Alors, les deux Loups cadets dirent à leur frère aîné :

« Frère, c’est à toi de marcher devant. Pars, et reviens ensuite nous conter ce qui se passe. Gare-toi du menuisier caché dans l’évier et du cardeur accroupi près du foyer. »

L’aîné des Trois Loups obéit. En tâtonnant, il arriva, dans l’obscurité, jusqu’à son lit.

Alors, le Bélier bondit et lui porta, dans le ventre, trois grands coups de tête, à lui faire vomir les tripes.

« Bêê ! bêê ! bêê ! »

L’aîné des Trois Loups s’enfuit épouvanté.

« Frères, frères, à mon secours. Je n’en puis plus. Figurez-vous qu’en tâtonnant, j’étais arrivé, dans l’obscurité, jusqu’à mon lit.

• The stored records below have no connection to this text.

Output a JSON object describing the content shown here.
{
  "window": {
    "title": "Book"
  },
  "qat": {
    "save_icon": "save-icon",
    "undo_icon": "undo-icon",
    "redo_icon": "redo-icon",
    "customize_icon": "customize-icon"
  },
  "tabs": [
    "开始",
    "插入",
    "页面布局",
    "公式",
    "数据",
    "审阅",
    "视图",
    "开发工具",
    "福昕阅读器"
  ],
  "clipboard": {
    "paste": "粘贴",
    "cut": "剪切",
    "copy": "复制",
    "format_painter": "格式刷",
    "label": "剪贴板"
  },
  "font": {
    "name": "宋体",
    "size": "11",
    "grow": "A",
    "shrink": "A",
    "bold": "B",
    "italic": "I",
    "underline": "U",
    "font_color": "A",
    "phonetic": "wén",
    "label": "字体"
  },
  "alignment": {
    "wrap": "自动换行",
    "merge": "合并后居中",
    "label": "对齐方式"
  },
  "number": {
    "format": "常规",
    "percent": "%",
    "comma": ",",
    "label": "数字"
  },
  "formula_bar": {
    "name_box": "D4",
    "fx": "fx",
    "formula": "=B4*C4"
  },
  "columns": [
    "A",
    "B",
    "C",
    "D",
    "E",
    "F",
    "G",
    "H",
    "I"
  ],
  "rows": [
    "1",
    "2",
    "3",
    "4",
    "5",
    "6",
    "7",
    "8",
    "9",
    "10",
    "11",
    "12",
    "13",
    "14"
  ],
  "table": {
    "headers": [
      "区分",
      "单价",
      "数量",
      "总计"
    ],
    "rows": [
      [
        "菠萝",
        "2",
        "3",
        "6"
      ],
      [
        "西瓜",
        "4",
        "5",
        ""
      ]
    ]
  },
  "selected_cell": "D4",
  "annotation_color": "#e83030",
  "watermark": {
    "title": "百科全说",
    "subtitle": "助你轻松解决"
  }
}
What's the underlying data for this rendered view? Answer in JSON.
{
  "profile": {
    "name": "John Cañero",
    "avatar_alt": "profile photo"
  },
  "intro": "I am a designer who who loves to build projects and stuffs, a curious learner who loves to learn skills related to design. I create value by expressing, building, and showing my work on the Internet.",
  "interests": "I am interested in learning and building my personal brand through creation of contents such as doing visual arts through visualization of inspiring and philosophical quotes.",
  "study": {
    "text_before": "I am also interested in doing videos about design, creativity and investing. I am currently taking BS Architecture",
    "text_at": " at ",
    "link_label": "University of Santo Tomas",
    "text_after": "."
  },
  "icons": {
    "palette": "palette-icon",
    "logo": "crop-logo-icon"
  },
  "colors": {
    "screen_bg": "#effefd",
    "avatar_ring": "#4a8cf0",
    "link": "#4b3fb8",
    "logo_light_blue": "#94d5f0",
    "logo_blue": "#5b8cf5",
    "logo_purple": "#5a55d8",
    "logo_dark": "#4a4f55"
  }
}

Mais un forgeron couché dedans a bondi, et m’a porté, dans le ventre, trois coups de marteau à me faire vomir les tripes.

– Imbécile, il fallait prendre son marteau.

– Vous avez raison. Mais je n’en puis plus. Fouille le château qui voudra. »

À ce moment, le Coq, juché sur la plus haute cheminée du château, chanta trois fois.

« Coucouroucou ! coucouroucou ! coucouroucou ! »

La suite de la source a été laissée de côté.